Forest workers employed on temporary basis by the Forest Department for enumeration based surveys. 

How is sustainable forest management progressing globally?

While the above section paints a rather underwhelming picture of SFM in India, it is by no means a condemnation of the work carried out by its custodians. India is still a developing country with a myriad of socio-cultural complexities and one must acknowledge the limitations that come with it. However, advancements must always be made by learning from the very best. It shouldn’t be surprising that Canada, the USA and Western Europe lead the way in achieving the greatest progress towards SFM making rapid strides by rigorously revising and updating their C&I sets.

Their processes put far greater emphasis on forest governance including management transparency, auditing, capacity building, outreach and incentivisation of SFM to name a few. Indicators of carbon fluxes and sinks are measured with the latest methodologies in climate science.
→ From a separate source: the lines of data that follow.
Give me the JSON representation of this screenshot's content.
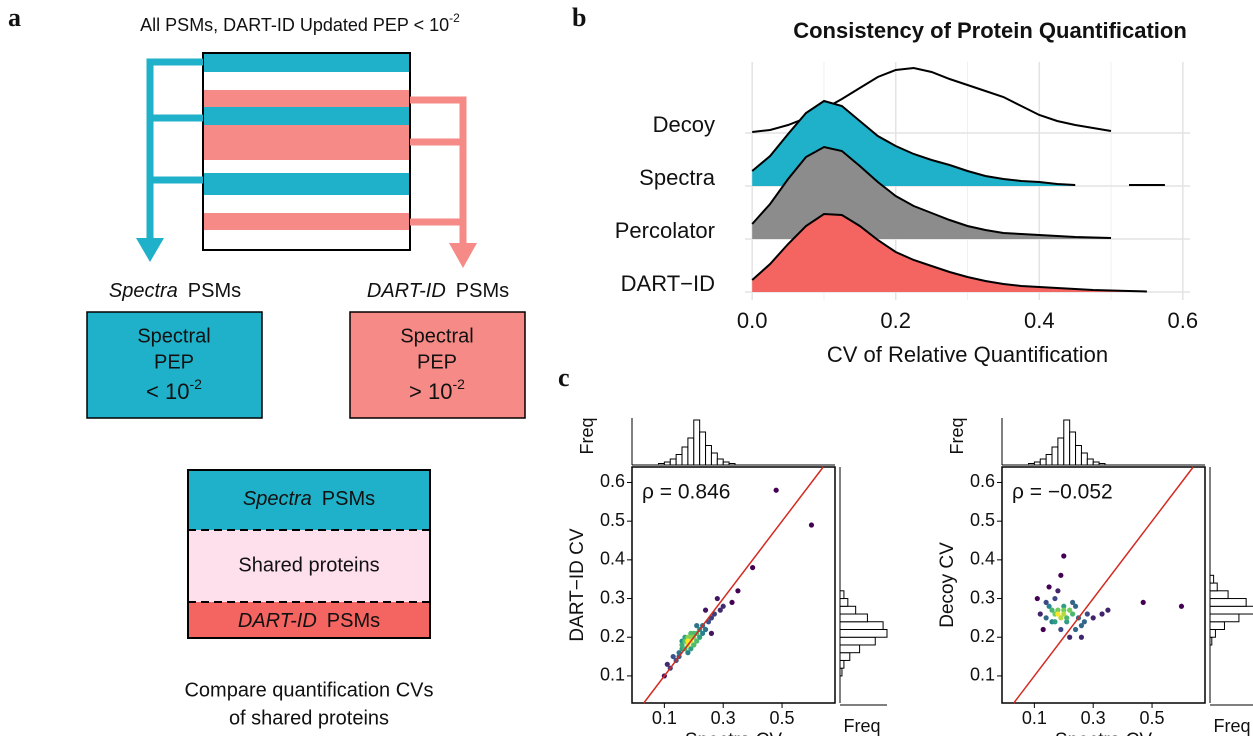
{
  "panel_labels": [
    "a",
    "b",
    "c"
  ],
  "diagram": {
    "title": "All PSMs, DART-ID Updated PEP < 10",
    "title_exponent": "-2",
    "left_label": {
      "italic": "Spectra",
      "text": "PSMs"
    },
    "right_label": {
      "italic": "DART-ID",
      "text": "PSMs"
    },
    "left_box": {
      "lines": [
        "Spectral",
        "PEP"
      ],
      "threshold": "< 10",
      "exponent": "-2"
    },
    "right_box": {
      "lines": [
        "Spectral",
        "PEP"
      ],
      "threshold": "> 10",
      "exponent": "-2"
    },
    "stack": [
      {
        "italic": "Spectra",
        "text": "PSMs"
      },
      {
        "text": "Shared proteins"
      },
      {
        "italic": "DART-ID",
        "text": "PSMs"
      }
    ],
    "caption": [
      "Compare quantification CVs",
      "of shared proteins"
    ]
  },
  "chart_data": [
    {
      "type": "ridgeline",
      "title": "Consistency of Protein Quantification",
      "xlabel": "CV of Relative Quantification",
      "x": [
        0,
        0.025,
        0.05,
        0.075,
        0.1,
        0.125,
        0.15,
        0.175,
        0.2,
        0.225,
        0.25,
        0.275,
        0.3,
        0.325,
        0.35,
        0.375,
        0.4,
        0.425,
        0.45,
        0.475,
        0.5,
        0.525,
        0.55,
        0.575,
        0.6
      ],
      "series": [
        {
          "name": "Decoy",
          "color": null,
          "values": [
            0.1,
            0.3,
            0.8,
            1.5,
            2.4,
            3.4,
            4.5,
            5.6,
            6.3,
            6.5,
            6.1,
            5.4,
            4.8,
            4.2,
            3.6,
            2.7,
            1.8,
            1.2,
            0.8,
            0.5,
            0.2,
            null,
            null,
            null,
            null
          ]
        },
        {
          "name": "Spectra",
          "color": "#1fb1c9",
          "values": [
            1.5,
            3,
            5.2,
            7.3,
            8.5,
            8.0,
            6.5,
            5.0,
            4.0,
            3.2,
            2.6,
            2.1,
            1.5,
            1.0,
            0.7,
            0.5,
            0.4,
            0.2,
            0.1,
            null,
            null,
            0.1,
            0.1,
            0.1,
            null
          ]
        },
        {
          "name": "Percolator",
          "color": "#8c8c8c",
          "values": [
            1.5,
            3.5,
            6,
            8.2,
            9.2,
            8.8,
            7.3,
            5.7,
            4.3,
            3.3,
            2.6,
            1.9,
            1.3,
            0.9,
            0.6,
            0.5,
            0.4,
            0.3,
            0.2,
            0.15,
            0.1,
            null,
            null,
            null,
            null
          ]
        },
        {
          "name": "DART−ID",
          "color": "#f46461",
          "values": [
            1.2,
            2.8,
            4.8,
            6.6,
            7.8,
            7.7,
            6.6,
            5.2,
            4.0,
            3.2,
            2.6,
            2.0,
            1.5,
            1.1,
            0.8,
            0.6,
            0.5,
            0.4,
            0.3,
            0.2,
            0.15,
            0.1,
            0.05,
            null,
            null
          ]
        }
      ],
      "xlim": [
        -0.01,
        0.61
      ],
      "xticks": [
        {
          "value": 0,
          "label": "0.0"
        },
        0.2,
        0.4,
        0.6
      ],
      "minor_xticks": [
        0.1,
        0.3,
        0.5
      ],
      "grid": true
    },
    {
      "type": "scatter",
      "xlabel": "Spectra CV",
      "ylabel": "DART−ID CV",
      "annotation": "ρ = 0.846",
      "hist_label": "Freq",
      "identity_line": true,
      "line_color": "#d42a20",
      "x": [
        0.12,
        0.14,
        0.15,
        0.16,
        0.17,
        0.18,
        0.18,
        0.19,
        0.19,
        0.2,
        0.2,
        0.21,
        0.22,
        0.23,
        0.24,
        0.25,
        0.26,
        0.17,
        0.16,
        0.15,
        0.2,
        0.22,
        0.19,
        0.18,
        0.21,
        0.13,
        0.27,
        0.28,
        0.3,
        0.24,
        0.23,
        0.35,
        0.4,
        0.48,
        0.6,
        0.1,
        0.11,
        0.17,
        0.19,
        0.2,
        0.26,
        0.29,
        0.33,
        0.21,
        0.18,
        0.16
      ],
      "y": [
        0.12,
        0.14,
        0.16,
        0.17,
        0.17,
        0.18,
        0.19,
        0.19,
        0.2,
        0.2,
        0.21,
        0.21,
        0.22,
        0.23,
        0.22,
        0.24,
        0.25,
        0.19,
        0.18,
        0.15,
        0.18,
        0.2,
        0.17,
        0.2,
        0.19,
        0.15,
        0.26,
        0.3,
        0.28,
        0.27,
        0.21,
        0.32,
        0.38,
        0.58,
        0.49,
        0.1,
        0.13,
        0.2,
        0.21,
        0.18,
        0.21,
        0.27,
        0.29,
        0.23,
        0.16,
        0.19
      ],
      "xlim": [
        -0.01,
        0.68
      ],
      "ylim": [
        0.03,
        0.64
      ],
      "xticks": [
        0.1,
        0.3,
        0.5
      ],
      "yticks": [
        0.1,
        0.2,
        0.3,
        0.4,
        0.5,
        0.6
      ],
      "x_hist": {
        "bins": [
          0.08,
          0.1,
          0.12,
          0.14,
          0.16,
          0.18,
          0.2,
          0.22,
          0.24,
          0.26,
          0.28,
          0.3,
          0.32,
          0.34
        ],
        "counts": [
          1,
          2,
          4,
          7,
          12,
          18,
          30,
          22,
          13,
          8,
          4,
          2,
          1
        ]
      },
      "y_hist": {
        "bins": [
          0.1,
          0.12,
          0.14,
          0.16,
          0.18,
          0.2,
          0.22,
          0.24,
          0.26,
          0.28,
          0.3,
          0.32
        ],
        "counts": [
          1,
          2,
          5,
          10,
          18,
          24,
          22,
          14,
          8,
          4,
          2
        ]
      }
    },
    {
      "type": "scatter",
      "xlabel": "Spectra CV",
      "ylabel": "Decoy CV",
      "annotation": "ρ = −0.052",
      "hist_label": "Freq",
      "identity_line": true,
      "line_color": "#d42a20",
      "x": [
        0.12,
        0.14,
        0.15,
        0.16,
        0.17,
        0.18,
        0.18,
        0.19,
        0.2,
        0.2,
        0.21,
        0.22,
        0.23,
        0.24,
        0.25,
        0.26,
        0.17,
        0.16,
        0.19,
        0.2,
        0.22,
        0.13,
        0.28,
        0.3,
        0.35,
        0.33,
        0.47,
        0.6,
        0.11,
        0.18,
        0.21,
        0.27,
        0.19,
        0.24,
        0.15,
        0.23,
        0.17,
        0.2,
        0.14,
        0.26
      ],
      "y": [
        0.26,
        0.25,
        0.28,
        0.27,
        0.26,
        0.26,
        0.27,
        0.25,
        0.26,
        0.28,
        0.24,
        0.27,
        0.29,
        0.22,
        0.25,
        0.23,
        0.3,
        0.24,
        0.36,
        0.41,
        0.2,
        0.22,
        0.26,
        0.25,
        0.27,
        0.26,
        0.29,
        0.28,
        0.3,
        0.32,
        0.25,
        0.24,
        0.22,
        0.28,
        0.33,
        0.26,
        0.24,
        0.27,
        0.29,
        0.2
      ],
      "xlim": [
        -0.01,
        0.68
      ],
      "ylim": [
        0.03,
        0.64
      ],
      "xticks": [
        0.1,
        0.3,
        0.5
      ],
      "yticks": [
        0.1,
        0.2,
        0.3,
        0.4,
        0.5,
        0.6
      ],
      "x_hist": {
        "bins": [
          0.08,
          0.1,
          0.12,
          0.14,
          0.16,
          0.18,
          0.2,
          0.22,
          0.24,
          0.26,
          0.28,
          0.3,
          0.32,
          0.34
        ],
        "counts": [
          1,
          2,
          4,
          7,
          12,
          18,
          30,
          22,
          13,
          8,
          4,
          2,
          1
        ]
      },
      "y_hist": {
        "bins": [
          0.18,
          0.2,
          0.22,
          0.24,
          0.26,
          0.28,
          0.3,
          0.32,
          0.34,
          0.36
        ],
        "counts": [
          1,
          3,
          8,
          16,
          26,
          20,
          10,
          4,
          2
        ]
      }
    }
  ]
}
Silvicultural indicators now focus on certified timber products, adherence to global compliance schemes, transparency in supply chain management, and validation of reduced-impact harvesting procedures.

Biodiversity monitoring now encompasses genetic diversity monitoring and documentation of in situ conservation methodologies not only in designated areas for wildlife conservation but all forest patches. Indicators on monitoring protective services now demarcate interventions applying specific soil and hydrological engineering. Likewise, socio-cultural indicators also bring attention to the health and safety of forest workers, mechanisms of sharing costs and benefits of SFM operations and gender equity amongst stakeholders. 

As mentioned, several commendable research projects have been and are being carried out yet there is a legitimate argument that they exist in largely disjointed bubbles and their findings are mostly circulated within R&D echo chambers. The best M&E structures employ both top-down and bottom-up approaches and this rings true in SFM as well. To enable this, we need facilitative instruments at the Forest Division level across the country.

What role does private investment have in sustainable forest management?

A key difference between forest management in India and countries credited with achieving the greatest success such as Canada has been the influence of private investments in production-based forest estates and one may be tempted to replicate that here. However, these nations have demonstrated enormous efficiency in being able to strictly regulate private players while there is justifiable scepticism around our ability to do so.

This becomes evident with the recent impetus on removing hurdles to hasten the process of acquiring environmental clearances for industries in forested areas; opening up coastal areas for the proliferation of tourism, industrial and port-linked activities; the alleged weakening of institutions such as the Ministry of Tribal Affairs as the nodal authority on the Forest Rights Act. 2006; and so on9

The way forward for sustainable forest management

It is our prerogative as citizens to safeguard our forests to ensure the sustenance of their benefits to marginalised sections of society and future generations. Understanding the need for diligent implementation of SFM is pivotal to this requiring consolidation, transparency and effective communication of relevant information. While this article only skims the surface of the SFM diaspora, it still took considerable time to compile into one coherent discussion and therein lies the crux of the issue.

The conversation around SFM needs to be had not only between policymakers and forest managers but all stakeholders including civilians. It is our duty as a responsible populace to endeavour for better involvement in its discourse as it is a matter of our long-term survival on this planet.